Published in UNITS magazine, August 1, 2007

Financial philosophy:

Collier Companies doesn't do budgets--it creates a financial plan. And, by seeking input on decision-making from staff, all become invested in the process

by Nathan S. Collier

Collier Companies, a privately held company with more than 8,500 apartments in 34 communities, eschews budgeting and rather prefers to engage in a process known as "financial planning."

To some, the difference may be largely semantic, but Collier believes that words create distinct mindsets and that an emphasis on financial planning rather than budgeting reflects an important difference in attitude and approach. Budgeting conveys a sense of constraints and restrictions, while financial planning focuses on goal setting and managing assets toward a desired financial outcome.

To increase buy-in and an understanding of the community's financial workers, Collier involves community and service managers in the financial planning process and actively solicits their input. No one knows the ins and outs of individual communities better than the onsite team.

During the financial planning process, Collier surveys onsite staff members with open-ended questions, including what they would do differently if they were owners, as well as stop/start/continue questions: "What should we stop doing? What should we start doing? What should we continue doing?" Then don't forget to ask, "What did we forget to ask?"

A Zero-Based Plan

A zero-based financial plan is a process in which every expense and cost must be revisited for necessity every year. Just because ownership provided the community manager a BlackBerry this year does not automatically mean that it is included in next year's financial plan. What was the benefit? What was the return on investment? Is it the best place to spend that money? Are there other, greater benefits that could be achieved with the same resources? Momentum and inertia should not drive financial plans.

Once a norm has been established, it can be difficult to eliminate. For example, in response to an overbuilt market, ownership increased marketing allocations and staffing levels. When occupancy levels recovered several years later, it was challenging for ownership to convince community managers and regional property managers that they could survive at the prior levels of staffing and marketing. Even a review of prior years' empirical data showing that high occupancy and service levels had been maintained at lower staffing and marketing levels was of minimal effectiveness. Although achieving managerial buy-in to the financial plan is important, some things must be done on faith.

Start With Revenue

The start of any financial plan is revenue. Generally, it is easier to raise revenues than to cut expenses. Any competent, motivated property management company whose interests are aligned with those of the owner has harvested most low-hanging fruit long ago. That said, many nice but not necessary things can creep into a financial plan, and pruning is definitely in order.

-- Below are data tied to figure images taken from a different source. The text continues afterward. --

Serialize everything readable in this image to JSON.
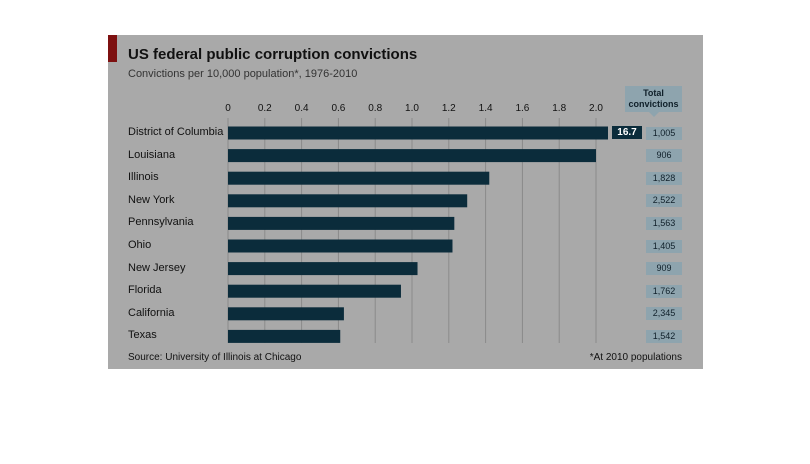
{
  "chart_data": {
    "type": "bar",
    "orientation": "horizontal",
    "title": "US federal public corruption convictions",
    "subtitle": "Convictions per 10,000 population*, 1976-2010",
    "categories": [
      "District of Columbia",
      "Louisiana",
      "Illinois",
      "New York",
      "Pennsylvania",
      "Ohio",
      "New Jersey",
      "Florida",
      "California",
      "Texas"
    ],
    "values": [
      16.7,
      2.0,
      1.42,
      1.3,
      1.23,
      1.22,
      1.03,
      0.94,
      0.63,
      0.61
    ],
    "value_labels": [
      "16.7",
      "",
      "",
      "",
      "",
      "",
      "",
      "",
      "",
      ""
    ],
    "truncated": [
      true,
      false,
      false,
      false,
      false,
      false,
      false,
      false,
      false,
      false
    ],
    "xlim": [
      0,
      2.2
    ],
    "xticks": [
      0,
      0.2,
      0.4,
      0.6,
      0.8,
      1.0,
      1.2,
      1.4,
      1.6,
      1.8,
      2.0
    ],
    "xtick_labels": [
      "0",
      "0.2",
      "0.4",
      "0.6",
      "0.8",
      "1.0",
      "1.2",
      "1.4",
      "1.6",
      "1.8",
      "2.0"
    ],
    "grid": true,
    "totals_header": "Total convictions",
    "totals": [
      "1,005",
      "906",
      "1,828",
      "2,522",
      "1,563",
      "1,405",
      "909",
      "1,762",
      "2,345",
      "1,542"
    ],
    "source": "Source: University of Illinois at Chicago",
    "footnote": "*At 2010 populations",
    "colors": {
      "bar": "#0b2c3b",
      "panel": "#a9a9a9",
      "accent": "#7d1010",
      "totals_box": "#8ea4ae"
    }
  }
}
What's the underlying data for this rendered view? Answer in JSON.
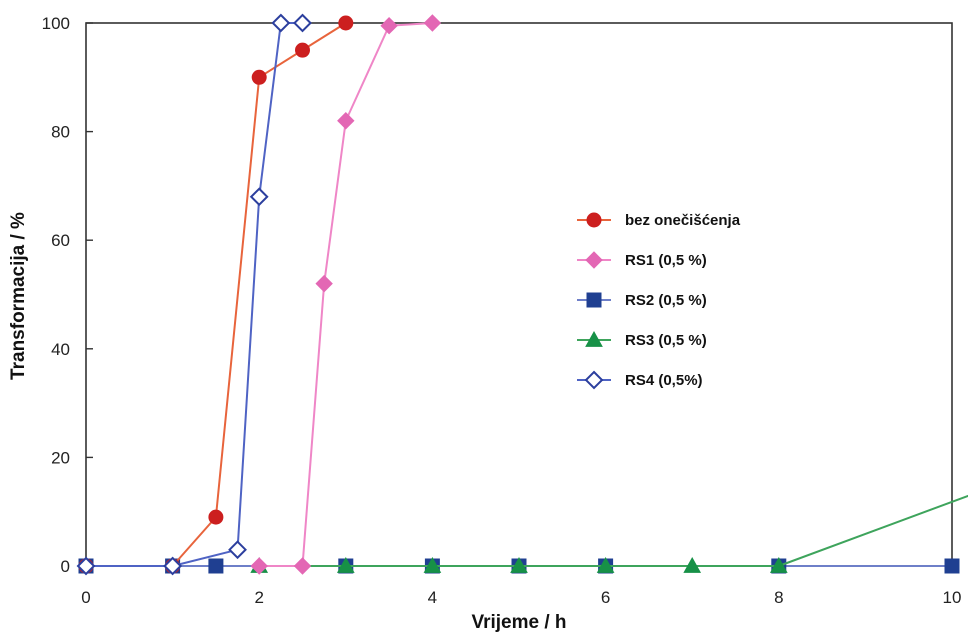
{
  "chart_data": {
    "type": "line",
    "xlabel": "Vrijeme / h",
    "ylabel": "Transformacija / %",
    "xlim": [
      0,
      10
    ],
    "ylim": [
      0,
      100
    ],
    "x_ticks": [
      0,
      2,
      4,
      6,
      8,
      10
    ],
    "y_ticks": [
      0,
      20,
      40,
      60,
      80,
      100
    ],
    "grid": false,
    "legend_position": "center-right",
    "series": [
      {
        "name": "bez onečišćenja",
        "color": "#cc1f1f",
        "line_color": "#e8643c",
        "marker": "circle-filled",
        "points": [
          [
            0,
            0
          ],
          [
            1,
            0
          ],
          [
            1.5,
            9
          ],
          [
            2,
            90
          ],
          [
            2.5,
            95
          ],
          [
            3,
            100
          ]
        ]
      },
      {
        "name": "RS1 (0,5 %)",
        "color": "#e367b4",
        "line_color": "#ef86c7",
        "marker": "diamond-filled",
        "points": [
          [
            2,
            0
          ],
          [
            2.5,
            0
          ],
          [
            2.75,
            52
          ],
          [
            3,
            82
          ],
          [
            3.5,
            99.5
          ],
          [
            4,
            100
          ]
        ]
      },
      {
        "name": "RS2 (0,5 %)",
        "color": "#1f3f91",
        "line_color": "#6e7fc8",
        "marker": "square-filled",
        "points": [
          [
            0,
            0
          ],
          [
            1,
            0
          ],
          [
            1.5,
            0
          ],
          [
            3,
            0
          ],
          [
            4,
            0
          ],
          [
            5,
            0
          ],
          [
            6,
            0
          ],
          [
            8,
            0
          ],
          [
            10,
            0
          ]
        ]
      },
      {
        "name": "RS3 (0,5 %)",
        "color": "#179147",
        "line_color": "#3ea45c",
        "marker": "triangle-filled",
        "points": [
          [
            2,
            0
          ],
          [
            3,
            0
          ],
          [
            4,
            0
          ],
          [
            5,
            0
          ],
          [
            6,
            0
          ],
          [
            7,
            0
          ],
          [
            8,
            0
          ],
          [
            10.2,
            13
          ]
        ]
      },
      {
        "name": "RS4 (0,5%)",
        "color": "#2c3f9e",
        "line_color": "#4f63c4",
        "marker": "diamond-open",
        "points": [
          [
            0,
            0
          ],
          [
            1,
            0
          ],
          [
            1.75,
            3
          ],
          [
            2,
            68
          ],
          [
            2.25,
            100
          ],
          [
            2.5,
            100
          ]
        ]
      }
    ]
  }
}
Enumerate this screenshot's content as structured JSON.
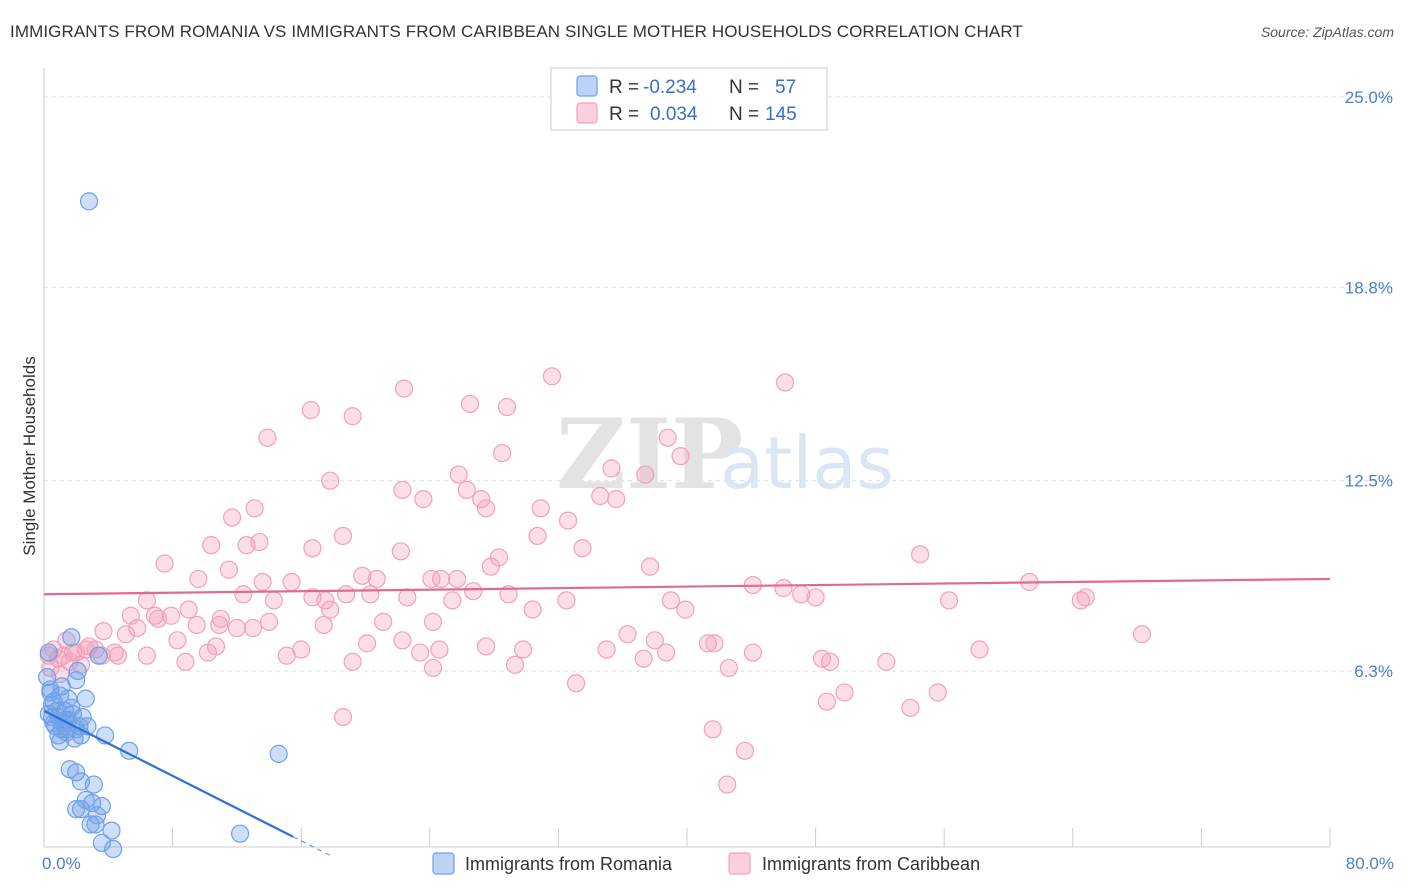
{
  "title": "IMMIGRANTS FROM ROMANIA VS IMMIGRANTS FROM CARIBBEAN SINGLE MOTHER HOUSEHOLDS CORRELATION CHART",
  "source": "Source: ZipAtlas.com",
  "watermark": {
    "zip": "ZIP",
    "atlas": "atlas"
  },
  "colors": {
    "romania": "#6fa0e8",
    "romania_line": "#2f6fd8",
    "caribbean": "#f4a0bb",
    "caribbean_line": "#e06a95",
    "tick_text": "#4a7fd0",
    "grid": "#dddddd"
  },
  "legend": {
    "placement": "top-center",
    "rows": [
      {
        "r_label": "R = ",
        "r_value": "-0.234",
        "n_label": "N = ",
        "n_value": "57"
      },
      {
        "r_label": "R = ",
        "r_value": "0.034",
        "n_label": "N = ",
        "n_value": "145"
      }
    ]
  },
  "chart_data": {
    "type": "scatter",
    "title": "IMMIGRANTS FROM ROMANIA VS IMMIGRANTS FROM CARIBBEAN SINGLE MOTHER HOUSEHOLDS CORRELATION CHART",
    "xlabel": "",
    "ylabel": "Single Mother Households",
    "xlim": [
      0,
      80
    ],
    "ylim": [
      0,
      26
    ],
    "x_tick_labels": {
      "min": "0.0%",
      "max": "80.0%"
    },
    "y_ticks": [
      {
        "value": 6.3,
        "label": "6.3%"
      },
      {
        "value": 12.5,
        "label": "12.5%"
      },
      {
        "value": 18.8,
        "label": "18.8%"
      },
      {
        "value": 25.0,
        "label": "25.0%"
      }
    ],
    "grid": true,
    "legend_placement": "bottom-center",
    "series": [
      {
        "name": "Immigrants from Romania",
        "trend": {
          "x": [
            0,
            15.5
          ],
          "y": [
            5.0,
            0.9
          ],
          "dashed_to_x": 18
        },
        "points": [
          [
            2.8,
            21.6
          ],
          [
            0.3,
            6.9
          ],
          [
            1.7,
            7.4
          ],
          [
            2.1,
            6.3
          ],
          [
            0.4,
            5.6
          ],
          [
            0.6,
            5.3
          ],
          [
            1.0,
            5.5
          ],
          [
            1.5,
            5.4
          ],
          [
            2.6,
            5.4
          ],
          [
            0.8,
            5.0
          ],
          [
            1.3,
            5.0
          ],
          [
            1.8,
            4.9
          ],
          [
            0.5,
            4.8
          ],
          [
            1.2,
            4.6
          ],
          [
            1.5,
            4.7
          ],
          [
            2.4,
            4.8
          ],
          [
            0.7,
            4.5
          ],
          [
            1.1,
            4.4
          ],
          [
            2.0,
            4.4
          ],
          [
            2.7,
            4.5
          ],
          [
            0.9,
            4.2
          ],
          [
            1.4,
            4.3
          ],
          [
            2.3,
            4.2
          ],
          [
            3.8,
            4.2
          ],
          [
            1.0,
            4.0
          ],
          [
            5.3,
            3.7
          ],
          [
            14.6,
            3.6
          ],
          [
            1.6,
            3.1
          ],
          [
            2.0,
            3.0
          ],
          [
            2.3,
            2.7
          ],
          [
            3.1,
            2.6
          ],
          [
            2.6,
            2.1
          ],
          [
            3.0,
            2.0
          ],
          [
            2.0,
            1.8
          ],
          [
            2.3,
            1.8
          ],
          [
            3.6,
            1.9
          ],
          [
            3.3,
            1.6
          ],
          [
            2.9,
            1.3
          ],
          [
            3.2,
            1.3
          ],
          [
            4.2,
            1.1
          ],
          [
            12.2,
            1.0
          ],
          [
            3.6,
            0.7
          ],
          [
            4.3,
            0.5
          ],
          [
            0.2,
            6.1
          ],
          [
            0.5,
            5.2
          ],
          [
            0.9,
            4.8
          ],
          [
            1.3,
            4.7
          ],
          [
            0.3,
            4.9
          ],
          [
            1.7,
            5.1
          ],
          [
            2.2,
            4.5
          ],
          [
            0.6,
            4.6
          ],
          [
            1.1,
            5.8
          ],
          [
            1.9,
            4.1
          ],
          [
            3.4,
            6.8
          ],
          [
            0.4,
            5.7
          ],
          [
            2.0,
            6.0
          ],
          [
            1.4,
            4.4
          ]
        ]
      },
      {
        "name": "Immigrants from Caribbean",
        "trend": {
          "x": [
            0,
            80
          ],
          "y": [
            8.8,
            9.3
          ]
        },
        "points": [
          [
            31.6,
            15.9
          ],
          [
            46.1,
            15.7
          ],
          [
            22.4,
            15.5
          ],
          [
            26.5,
            15.0
          ],
          [
            28.8,
            14.9
          ],
          [
            16.6,
            14.8
          ],
          [
            19.2,
            14.6
          ],
          [
            13.9,
            13.9
          ],
          [
            38.8,
            13.9
          ],
          [
            28.5,
            13.4
          ],
          [
            39.6,
            13.3
          ],
          [
            35.3,
            12.9
          ],
          [
            25.8,
            12.7
          ],
          [
            37.4,
            12.7
          ],
          [
            17.8,
            12.5
          ],
          [
            26.3,
            12.2
          ],
          [
            22.3,
            12.2
          ],
          [
            34.6,
            12.0
          ],
          [
            27.2,
            11.9
          ],
          [
            23.6,
            11.9
          ],
          [
            35.6,
            11.9
          ],
          [
            13.1,
            11.6
          ],
          [
            27.5,
            11.6
          ],
          [
            11.7,
            11.3
          ],
          [
            30.9,
            11.6
          ],
          [
            32.6,
            11.2
          ],
          [
            18.6,
            10.7
          ],
          [
            30.7,
            10.7
          ],
          [
            13.4,
            10.5
          ],
          [
            10.4,
            10.4
          ],
          [
            12.6,
            10.4
          ],
          [
            16.7,
            10.3
          ],
          [
            22.2,
            10.2
          ],
          [
            33.5,
            10.3
          ],
          [
            28.3,
            10.0
          ],
          [
            7.5,
            9.8
          ],
          [
            54.5,
            10.1
          ],
          [
            11.5,
            9.6
          ],
          [
            27.8,
            9.7
          ],
          [
            37.7,
            9.7
          ],
          [
            9.6,
            9.3
          ],
          [
            13.6,
            9.2
          ],
          [
            15.4,
            9.2
          ],
          [
            19.8,
            9.4
          ],
          [
            24.1,
            9.3
          ],
          [
            24.7,
            9.3
          ],
          [
            25.7,
            9.3
          ],
          [
            20.7,
            9.3
          ],
          [
            44.1,
            9.1
          ],
          [
            46.0,
            9.0
          ],
          [
            61.3,
            9.2
          ],
          [
            12.4,
            8.8
          ],
          [
            14.3,
            8.6
          ],
          [
            16.7,
            8.7
          ],
          [
            17.5,
            8.6
          ],
          [
            18.8,
            8.8
          ],
          [
            20.3,
            8.8
          ],
          [
            22.6,
            8.7
          ],
          [
            25.4,
            8.6
          ],
          [
            28.9,
            8.8
          ],
          [
            32.5,
            8.6
          ],
          [
            39.0,
            8.6
          ],
          [
            48.0,
            8.7
          ],
          [
            56.3,
            8.6
          ],
          [
            64.5,
            8.6
          ],
          [
            64.8,
            8.7
          ],
          [
            6.4,
            8.6
          ],
          [
            5.4,
            8.1
          ],
          [
            9.0,
            8.3
          ],
          [
            11.0,
            8.0
          ],
          [
            14.0,
            7.9
          ],
          [
            17.8,
            8.3
          ],
          [
            21.1,
            7.9
          ],
          [
            24.2,
            7.9
          ],
          [
            30.4,
            8.3
          ],
          [
            39.9,
            8.3
          ],
          [
            6.9,
            8.1
          ],
          [
            7.1,
            8.0
          ],
          [
            3.7,
            7.6
          ],
          [
            5.1,
            7.5
          ],
          [
            8.3,
            7.3
          ],
          [
            9.5,
            7.8
          ],
          [
            10.9,
            7.8
          ],
          [
            12.0,
            7.7
          ],
          [
            13.0,
            7.7
          ],
          [
            17.4,
            7.8
          ],
          [
            20.1,
            7.2
          ],
          [
            22.3,
            7.3
          ],
          [
            24.6,
            7.0
          ],
          [
            27.5,
            7.1
          ],
          [
            29.8,
            7.0
          ],
          [
            36.3,
            7.5
          ],
          [
            38.0,
            7.3
          ],
          [
            41.3,
            7.2
          ],
          [
            41.7,
            7.2
          ],
          [
            58.2,
            7.0
          ],
          [
            68.3,
            7.5
          ],
          [
            2.8,
            7.1
          ],
          [
            3.2,
            7.0
          ],
          [
            2.0,
            6.9
          ],
          [
            1.2,
            6.8
          ],
          [
            0.9,
            6.7
          ],
          [
            1.6,
            6.6
          ],
          [
            2.3,
            6.5
          ],
          [
            3.6,
            6.8
          ],
          [
            4.6,
            6.8
          ],
          [
            6.4,
            6.8
          ],
          [
            8.8,
            6.6
          ],
          [
            10.2,
            6.9
          ],
          [
            15.1,
            6.8
          ],
          [
            19.2,
            6.6
          ],
          [
            24.2,
            6.4
          ],
          [
            29.3,
            6.5
          ],
          [
            37.3,
            6.7
          ],
          [
            38.7,
            6.9
          ],
          [
            42.6,
            6.4
          ],
          [
            48.4,
            6.7
          ],
          [
            48.9,
            6.6
          ],
          [
            52.4,
            6.6
          ],
          [
            33.1,
            5.9
          ],
          [
            49.8,
            5.6
          ],
          [
            55.6,
            5.6
          ],
          [
            48.7,
            5.3
          ],
          [
            53.9,
            5.1
          ],
          [
            18.6,
            4.8
          ],
          [
            41.6,
            4.4
          ],
          [
            43.6,
            3.7
          ],
          [
            42.5,
            2.6
          ],
          [
            0.3,
            6.8
          ],
          [
            0.6,
            7.0
          ],
          [
            1.0,
            6.2
          ],
          [
            1.4,
            7.3
          ],
          [
            0.4,
            6.4
          ],
          [
            2.6,
            7.0
          ],
          [
            4.4,
            6.9
          ],
          [
            1.8,
            6.9
          ],
          [
            5.8,
            7.7
          ],
          [
            7.9,
            8.1
          ],
          [
            10.7,
            7.1
          ],
          [
            23.4,
            6.9
          ],
          [
            35.0,
            7.0
          ],
          [
            44.1,
            6.9
          ],
          [
            47.1,
            8.8
          ],
          [
            16.0,
            7.0
          ],
          [
            26.7,
            8.9
          ]
        ]
      }
    ]
  }
}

One analogy of a good financial planning process is that of edging a flowerbed or trimming a hedge into a desired shape. Over time, expenses can grow out of control and will need to be cut back. Set aside a time annually to do nothing but look for what is nice but not necessary. Rarely is money truly wasted, but frequently resources are spent on activities or products that are nice or enjoyable, but do not measurably increase NOI.

Ideally, financial plans serve at least three main functions: 1. Expense control; 2. Cash flow forecasting; and 3. Goal setting. Obviously, those functions can be at odds with each other. A leader might desire a "stretch" plan that motivates staff to extraordinary effort, an owner might want to know what income stream they can count on and a manager might want to keep a tight rein on expenses.